Les procédés et produits BIOSYNERGIE sont à base de micro-organismes naturels, répertoriés et classés libres d’emploi sans en référer à l’autorité compétente (directive européenne) et sans danger pour l’environnement (EFB).

Toute source de pollution d’origine organique (hydrocarbures, graisses, cyanures, vases des ports maritimes ou fluviaux…) trouve sa contrepartie dans l’environnement, c’est-à-dire les micro-organismes (bactéries, algues, champignons…) capables de la dégrader. Le problème d’aujourd’hui, c’est que nous rejetons dans l’environnement beaucoup plus que la nature ne peut assimiler et de surcroît des molécules de plus en plus complexes.

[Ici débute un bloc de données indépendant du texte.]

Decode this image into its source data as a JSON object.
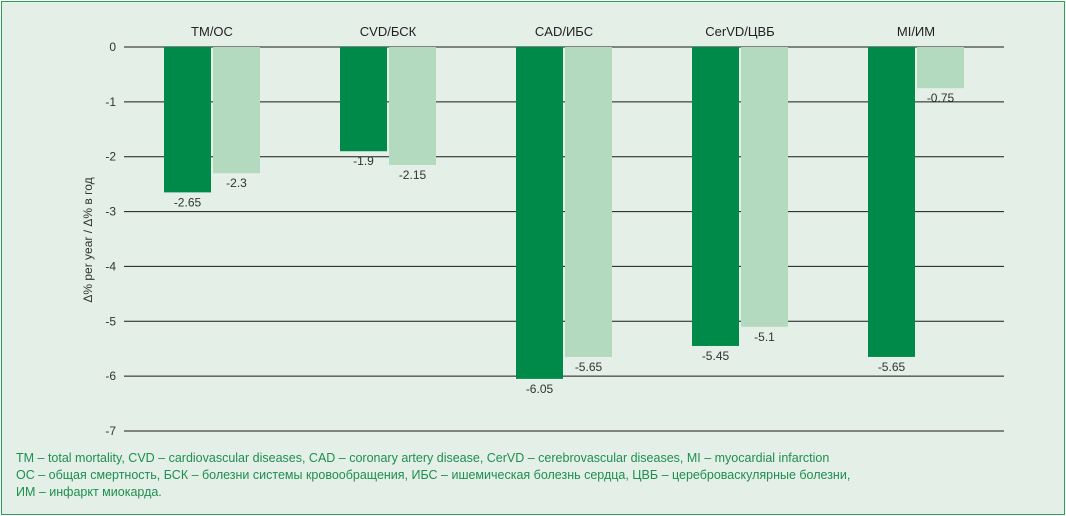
{
  "chart_data": {
    "type": "bar",
    "categories": [
      "TM/OC",
      "CVD/БСК",
      "CAD/ИБС",
      "CerVD/ЦВБ",
      "MI/ИМ"
    ],
    "series": [
      {
        "values": [
          -2.65,
          -1.9,
          -6.05,
          -5.45,
          -5.65
        ]
      },
      {
        "values": [
          -2.3,
          -2.15,
          -5.65,
          -5.1,
          -0.75
        ]
      }
    ],
    "value_labels": [
      [
        "-2.65",
        "-1.9",
        "-6.05",
        "-5.45",
        "-5.65"
      ],
      [
        "-2.3",
        "-2.15",
        "-5.65",
        "-5.1",
        "-0.75"
      ]
    ],
    "ylabel": "Δ% per year / Δ% в год",
    "ylim": [
      -7,
      0
    ],
    "yticks": [
      0,
      -1,
      -2,
      -3,
      -4,
      -5,
      -6,
      -7
    ],
    "grid": true,
    "category_labels_position": "top",
    "colors": {
      "series1": "#008a4a",
      "series2": "#b3d9be",
      "grid": "#1a1a1a",
      "border": "#2e9e5b",
      "background": "#e4efe8",
      "footnote": "#1e8f4e"
    }
  },
  "footnotes": [
    "TM – total mortality, CVD – cardiovascular diseases, CAD – coronary artery disease, CerVD – cerebrovascular diseases, MI – myocardial infarction",
    "ОС – общая смертность, БСК – болезни системы кровообращения, ИБС – ишемическая болезнь сердца, ЦВБ – цереброваскулярные болезни,",
    "ИМ – инфаркт миокарда."
  ]
}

Partant de ce constat, nous sélectionnons dans la nature des micro-organismes selon le type de pollution à traiter. Puis nous les cultivons, les concentrons et les associons à des supports minéraux à forte capacité d’échange et d’adsorption, des nutriments, des vitamines, des oligo-éléments. Nos procédés permettent d’optimiser la résistance aux toxiques, les métabolismes, les cinétiques enzymatiques, de limiter les phénomènes de prédation/compétition afin d’augmenter considérablement les performances épuratoires des micro-organismes et de traiter un large spectre de polluants. Les micro-organismes dégradent tout ou partie des pollutions qu’ils transforment en molécules simples, assimilables par l’environnement.

Le produit fini (poudre avec une granulométrie selon les besoins) peut être épandu directement sur le site à traiter ou exploité dans des systèmes épuratoires également brevetés et permettant une valorisation pratique, rationnelle et économique des matériaux.

De nombreuses opérations de dépollution ont été réalisées avec succès, sur des sites sensibles et dans des domaines différents – milieu urbain, industriel, naturel ou encore grand public –

  • MILIEU NATUREL (Lacs, ports, rivières…)
    • Combattre les germes dangereux des eaux de baignade (par compétition bactérienne)
    • Diminuer les hauteurs et les quantités de sédiments, de boues et dépolluer efficacement
    • Empêcher les proliférations d’algues (eutrophisation)
    • Traiter les pollutions accidentelles et chroniques
  • MILIEU URBAIN ET INDUSTRIEL
    • Optimiser les rendements épuratoires des installations en place sans modification (stations d’épurations, réseaux séparatifs…)
    • Dégrader les produits polluants réfractaires (hydrocarbures, PCB, HAP…)
    • Assainir et réduire les quantités de boues et d’ordures ménagères
    • Traiter les terres polluées
    • Assainir les rejets d’élevage
    • Traiter les graisses sur les sites agro-alimentaires
    • Assainir les réseaux d’égouts et de pluviales, réduire les odeurs, faciliter l’écoulement
    • Améliorer le fonctionnement des fosses septiques et/ou toutes eaux
    • Créer des unités de traitement à la source
    • Réduire les odeurs d’origines diverses
    • Entretien biologique des espaces verts et de loisirs
    • Compostage accéléré

Toute notre philosophie consiste à concilier écologie et économie au plus près des maîtres d’ouvrages, maîtres d’œuvres et des services de l’état. C’est donc tout naturellement que BIOSYNERGIE est partie prenante dans la chaire ECOSED Digital 4.0 qui en est l’expression concrète.